Speaking of control: if you get the BFB0812HD, you also have to signal the "PM" control wire to the power connector's 12V, or it won't spin at all. I just spliced it to the power connector's 12V, just like the fan's own 12V, but maybe you could get some fancy control module or something. Look under the sticker in the center of the fan to find the labelling of the 4 wires.
1 of my 3 GPU fans is ARCTIC S4028-6K, spliced in similarly to the BFB0812HD (but control wire untouched). I made a duct to the card out of cardboard and foil tape, which was finnicky and annoying: stick to the BFB0812HD as long as they're not like $50. The S4028 also has a 15k RPM variant - get that one if you want to be sure of the cooling. The P40 with this 6K one runs like 10C hotter than the BFB0812HDs. I haven't seen it go above 60C, probably fine. The S4028-6K is overall quieter than BFB0812HD but more of a "loud little fan" than "rushing air" sound, so maybe more annoying.
I couldn't get the "SAS"-fed drive sled SATA connections working. Finally just hooked up to the normal SATA, which is buried behind the other, "you're not supposed to remove this one" side panel.
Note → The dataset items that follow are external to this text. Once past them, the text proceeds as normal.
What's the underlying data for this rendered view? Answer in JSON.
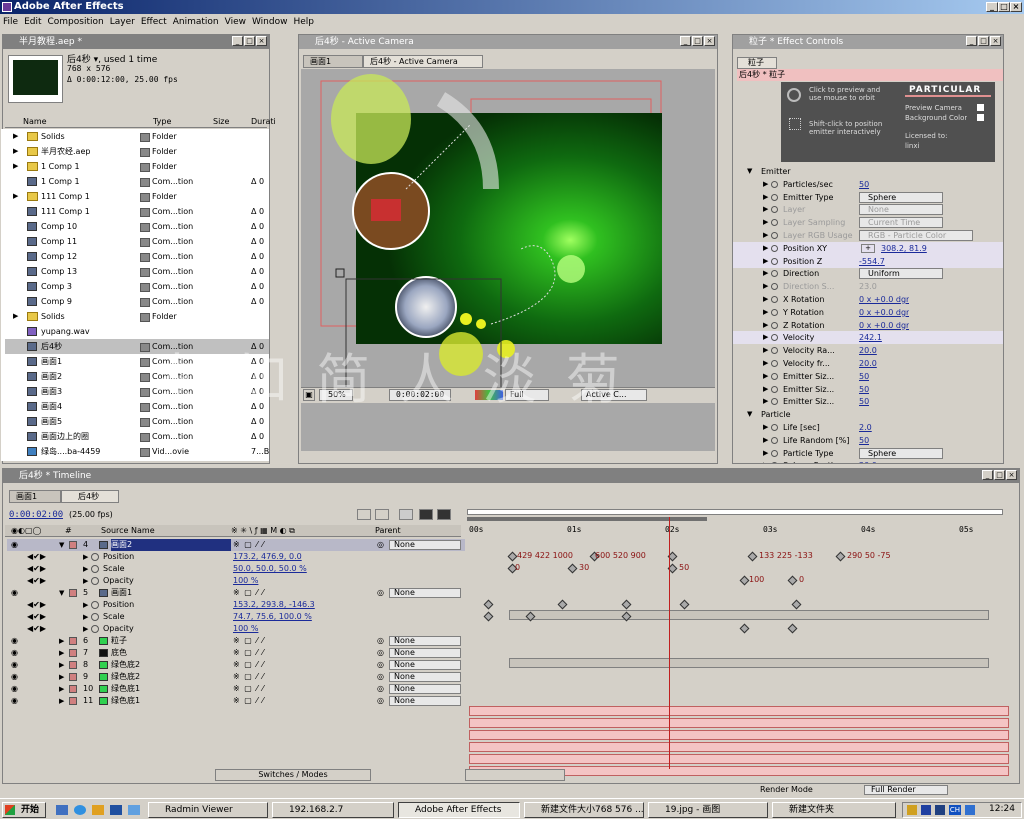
{
  "app": {
    "title": "Adobe After Effects"
  },
  "menu": [
    "File",
    "Edit",
    "Composition",
    "Layer",
    "Effect",
    "Animation",
    "View",
    "Window",
    "Help"
  ],
  "project": {
    "title": "半月教程.aep *",
    "comp_name": "后4秒",
    "comp_info1": "后4秒 ▾, used 1 time",
    "comp_info2": "768 x 576",
    "comp_info3": "Δ 0:00:12:00, 25.00 fps",
    "headers": {
      "name": "Name",
      "type": "Type",
      "size": "Size",
      "dur": "Durati"
    },
    "items": [
      {
        "name": "Solids",
        "type": "Folder",
        "dur": "",
        "kind": "folder"
      },
      {
        "name": "半月农经.aep",
        "type": "Folder",
        "dur": "",
        "kind": "folder"
      },
      {
        "name": "1 Comp 1",
        "type": "Folder",
        "dur": "",
        "kind": "folder"
      },
      {
        "name": "1 Comp 1",
        "type": "Com...tion",
        "dur": "Δ 0",
        "kind": "comp"
      },
      {
        "name": "111 Comp 1",
        "type": "Folder",
        "dur": "",
        "kind": "folder"
      },
      {
        "name": "111 Comp 1",
        "type": "Com...tion",
        "dur": "Δ 0",
        "kind": "comp"
      },
      {
        "name": "Comp 10",
        "type": "Com...tion",
        "dur": "Δ 0",
        "kind": "comp"
      },
      {
        "name": "Comp 11",
        "type": "Com...tion",
        "dur": "Δ 0",
        "kind": "comp"
      },
      {
        "name": "Comp 12",
        "type": "Com...tion",
        "dur": "Δ 0",
        "kind": "comp"
      },
      {
        "name": "Comp 13",
        "type": "Com...tion",
        "dur": "Δ 0",
        "kind": "comp"
      },
      {
        "name": "Comp 3",
        "type": "Com...tion",
        "dur": "Δ 0",
        "kind": "comp"
      },
      {
        "name": "Comp 9",
        "type": "Com...tion",
        "dur": "Δ 0",
        "kind": "comp"
      },
      {
        "name": "Solids",
        "type": "Folder",
        "dur": "",
        "kind": "folder"
      },
      {
        "name": "yupang.wav",
        "type": "",
        "dur": "",
        "kind": "audio"
      },
      {
        "name": "后4秒",
        "type": "Com...tion",
        "dur": "Δ 0",
        "kind": "comp"
      },
      {
        "name": "画面1",
        "type": "Com...tion",
        "dur": "Δ 0",
        "kind": "comp"
      },
      {
        "name": "画面2",
        "type": "Com...tion",
        "dur": "Δ 0",
        "kind": "comp"
      },
      {
        "name": "画面3",
        "type": "Com...tion",
        "dur": "Δ 0",
        "kind": "comp"
      },
      {
        "name": "画面4",
        "type": "Com...tion",
        "dur": "Δ 0",
        "kind": "comp"
      },
      {
        "name": "画面5",
        "type": "Com...tion",
        "dur": "Δ 0",
        "kind": "comp"
      },
      {
        "name": "画面边上的圈",
        "type": "Com...tion",
        "dur": "Δ 0",
        "kind": "comp"
      },
      {
        "name": "绿岛....ba-4459",
        "type": "Vid...ovie",
        "dur": "7...B",
        "kind": "video"
      }
    ]
  },
  "comp": {
    "title": "后4秒 - Active Camera",
    "tab1": "画面1",
    "tab2": "后4秒 - Active Camera",
    "zoom": "50%",
    "time": "0:00:02:00",
    "res": "Full",
    "camera": "Active C..."
  },
  "effects": {
    "title": "粒子 * Effect Controls",
    "tab": "粒子",
    "subtitle": "后4秒 * 粒子",
    "hint1": "Click to preview and",
    "hint2": "use mouse to orbit",
    "hint3": "Shift-click to position",
    "hint4": "emitter interactively",
    "logo": "PARTICULAR",
    "prev_cam": "Preview Camera",
    "bg_color": "Background Color",
    "licensed": "Licensed to:",
    "licensee": "linxi",
    "rows": [
      {
        "label": "Emitter",
        "value": "",
        "type": "section"
      },
      {
        "label": "Particles/sec",
        "value": "50",
        "type": "val"
      },
      {
        "label": "Emitter Type",
        "value": "Sphere",
        "type": "dd"
      },
      {
        "label": "Layer",
        "value": "None",
        "type": "dd-dis"
      },
      {
        "label": "Layer Sampling",
        "value": "Current Time",
        "type": "dd-dis"
      },
      {
        "label": "Layer RGB Usage",
        "value": "RGB - Particle Color",
        "type": "dd-dis"
      },
      {
        "label": "Position XY",
        "value": "308.2, 81.9",
        "type": "val"
      },
      {
        "label": "Position Z",
        "value": "-554.7",
        "type": "val"
      },
      {
        "label": "Direction",
        "value": "Uniform",
        "type": "dd"
      },
      {
        "label": "Direction S...",
        "value": "23.0",
        "type": "dis"
      },
      {
        "label": "X Rotation",
        "value": "0 x +0.0 dgr",
        "type": "val"
      },
      {
        "label": "Y Rotation",
        "value": "0 x +0.0 dgr",
        "type": "val"
      },
      {
        "label": "Z Rotation",
        "value": "0 x +0.0 dgr",
        "type": "val"
      },
      {
        "label": "Velocity",
        "value": "242.1",
        "type": "val"
      },
      {
        "label": "Velocity Ra...",
        "value": "20.0",
        "type": "val"
      },
      {
        "label": "Velocity fr...",
        "value": "20.0",
        "type": "val"
      },
      {
        "label": "Emitter Siz...",
        "value": "50",
        "type": "val"
      },
      {
        "label": "Emitter Siz...",
        "value": "50",
        "type": "val"
      },
      {
        "label": "Emitter Siz...",
        "value": "50",
        "type": "val"
      },
      {
        "label": "Particle",
        "value": "",
        "type": "section"
      },
      {
        "label": "Life [sec]",
        "value": "2.0",
        "type": "val"
      },
      {
        "label": "Life Random [%]",
        "value": "50",
        "type": "val"
      },
      {
        "label": "Particle Type",
        "value": "Sphere",
        "type": "dd"
      },
      {
        "label": "Sphere Feather",
        "value": "20.0",
        "type": "val"
      }
    ],
    "render_mode": "Render Mode",
    "render_val": "Full Render"
  },
  "timeline": {
    "title": "后4秒 * Timeline",
    "tab1": "画面1",
    "tab2": "后4秒",
    "time": "0:00:02:00",
    "fps": "(25.00 fps)",
    "col_source": "Source Name",
    "col_parent": "Parent",
    "switches": "Switches / Modes",
    "ruler": [
      "00s",
      "01s",
      "02s",
      "03s",
      "04s",
      "05s"
    ],
    "layers": [
      {
        "num": "4",
        "name": "画面2",
        "parent": "None",
        "kind": "layer",
        "sel": true
      },
      {
        "num": "",
        "name": "Position",
        "value": "173.2, 476.9, 0.0",
        "kind": "prop"
      },
      {
        "num": "",
        "name": "Scale",
        "value": "50.0, 50.0, 50.0 %",
        "kind": "prop"
      },
      {
        "num": "",
        "name": "Opacity",
        "value": "100 %",
        "kind": "prop"
      },
      {
        "num": "5",
        "name": "画面1",
        "parent": "None",
        "kind": "layer"
      },
      {
        "num": "",
        "name": "Position",
        "value": "153.2, 293.8, -146.3",
        "kind": "prop"
      },
      {
        "num": "",
        "name": "Scale",
        "value": "74.7, 75.6, 100.0 %",
        "kind": "prop"
      },
      {
        "num": "",
        "name": "Opacity",
        "value": "100 %",
        "kind": "prop"
      },
      {
        "num": "6",
        "name": "粒子",
        "parent": "None",
        "kind": "layer"
      },
      {
        "num": "7",
        "name": "底色",
        "parent": "None",
        "kind": "layer"
      },
      {
        "num": "8",
        "name": "绿色底2",
        "parent": "None",
        "kind": "layer"
      },
      {
        "num": "9",
        "name": "绿色底2",
        "parent": "None",
        "kind": "layer"
      },
      {
        "num": "10",
        "name": "绿色底1",
        "parent": "None",
        "kind": "layer"
      },
      {
        "num": "11",
        "name": "绿色底1",
        "parent": "None",
        "kind": "layer"
      }
    ],
    "kv_pos": [
      "429 422 1000",
      "600 520 900",
      "133 225 -133",
      "290 50 -75"
    ],
    "kv_scale": [
      "0",
      "30",
      "50"
    ],
    "kv_op": [
      "100",
      "0"
    ]
  },
  "watermark": "素 如 简  人 淡 菊",
  "taskbar": {
    "start": "开始",
    "items": [
      "Radmin Viewer",
      "192.168.2.7",
      "Adobe After Effects",
      "新建文件大小768 576 ...",
      "19.jpg - 画图",
      "新建文件夹"
    ],
    "clock": "12:24"
  }
}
There were a bunch of things I tweaked in BIOS. The infamous "above 4G decoding" was one, there were others that might have helped but that was probably the only mandatory one. I didn't take notes, sorry.
software config details
In root crontab, add:
@reboot nvidia-smi -pm ENABLED && nvidia-smi -pl 140
You don't benefit from more than 140W. This can go down to 125W if you have layers on CPU.
If you leave llama.cpp running but idle, your cards will stay in pstate 0, meaning 50W each despite being idle. So, pip3 install nvidia_pstate
and then add this patch to your llama.cpp server. This gets you down to 10W each while idle.
Build the server with cmake . -DLLAMA_CUDA=ON && make -j 28 server
If you're doing any CPU offloading, run with NUMA like in my WizardLM2 example above. This is beneficial because of the 2 CPUs, each having their own quad memory channels, so you want to fill them evenly with weights. You can read https://github.com/ggerganov/llama.cpp/issues/1437 for way more details.
opinion zone
If you are willing to spend on a dedicated local inference machine, but don't want to go crazy, this is the way to go. The speed on large quants of 70B is quite fast, you have access to the current most powerful local model (Wiz2 8x22B?) at reasonable speeds, and running significantly larger future models (L3 400B) is out of reach anyways without spending $4000+.
The one exception is if you already own a 3090/4090 with slots for more. $1600 for same VRAM at 3x the VRAM bandwidth of this $1150 build, or $800 for 48GB, can be reasonably argued to be on the same Pareto front. But if you're starting from scratch, no way.
You could also go 3xP100 for an additional ~$150, and get blazing fast speeds on 4bit 70B quants with exllama. But then things like 8x22B or CR+ are totally beyond your reach at any dignified quant. I heard someone also did 2080ti 22GB hack + 2xP100.